Ельник заметно поредел, земля сочилась темной, остро пахнущей влагой – дальше шло настоящее, густо заросшее осокой болото. Здесь недавно косили траву – видно, что стебли срезаны, а сено сложено в полусгнивший сарай неподалеку. Прост двинулся по хлюпающей земле, и мне ничего не оставалось, кроме как следовать за ним. Без ступняков[13] по болотам ходить плохо – пару раз мы проваливались чуть не по колено и с опасением поглядывали, как покачиваются надежные с виду кочки. Один неверный шаг – и тебе конец.

Прост внимательно смотрел под ноги и проверял каждый шаг. Наконец мы добрались до сарая и выдохнули с облегчением. Почти сразу заметили след от костра – наверняка здесь обедали косцы. Постелили еловые ветки, чтобы не сидеть на мокром, хвоя с них уже начала осыпаться. Сушильные рамы прислонены к сараю – до следующего лета. А сам сарай заколочен. Вместо двери – широкие доски, вставленные в специально выдолбленные желоба по обе стороны проема.

Мы с трудом вынули пару тяжелых досок и на четвереньках пролезли в сарай. Все сделано по правилам: в стенах щели, чтобы сено проветривалось, а скошенная осока набросана в рыхлые кучи. И пахнет замечательно – сладковатый, приятный запах лета. Когда болота скует мороз, сено вывезут на санях, и скотине не грозит голодная смерть.

Я хотел было вылезти, но прост удержал меня за рукав и показал на углубление в одной из куч.

– Кто-то сидел, – предположил я.

– Или лежал. – Прост осмотрел вмятину и взглянул на меня: – А ты не мог бы прилечь вон там?

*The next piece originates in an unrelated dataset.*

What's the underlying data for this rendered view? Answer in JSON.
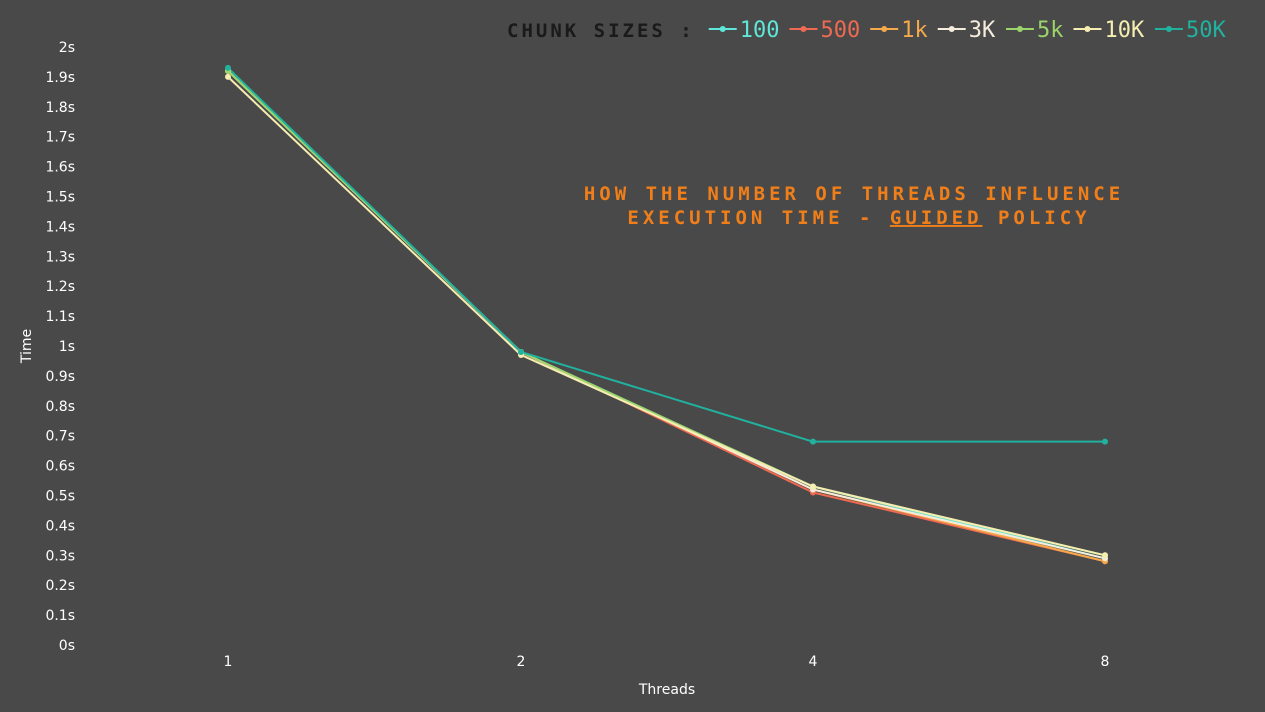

Почему бы не полежать? Я несколько мгновений наслаждался уютом сеновала, но прост не дал мне отдохнуть, велел встать и принялся усердно изучать оставленную мной вмятину.

– Погляди-ка! – возбужденно воскликнул он.

Я поглядел.

– Эта вмятина глубже моей.

– А почему?

– Мало ли… наверное, потяжелее был. Тот, кто тут лежал, я хочу сказать.

– Ляг на другую кучу.

Не успел я растянуться на сене, как он внезапно бросился на меня, как хищник, и придавил своим телом. Он был тяжелее, чем я думал, и мне стало трудно дышать. Я попытался его оттолкнуть, но он схватил меня за запястья. От него пахло потом, табаком, смолой, небритый подбородок царапал мне щеки.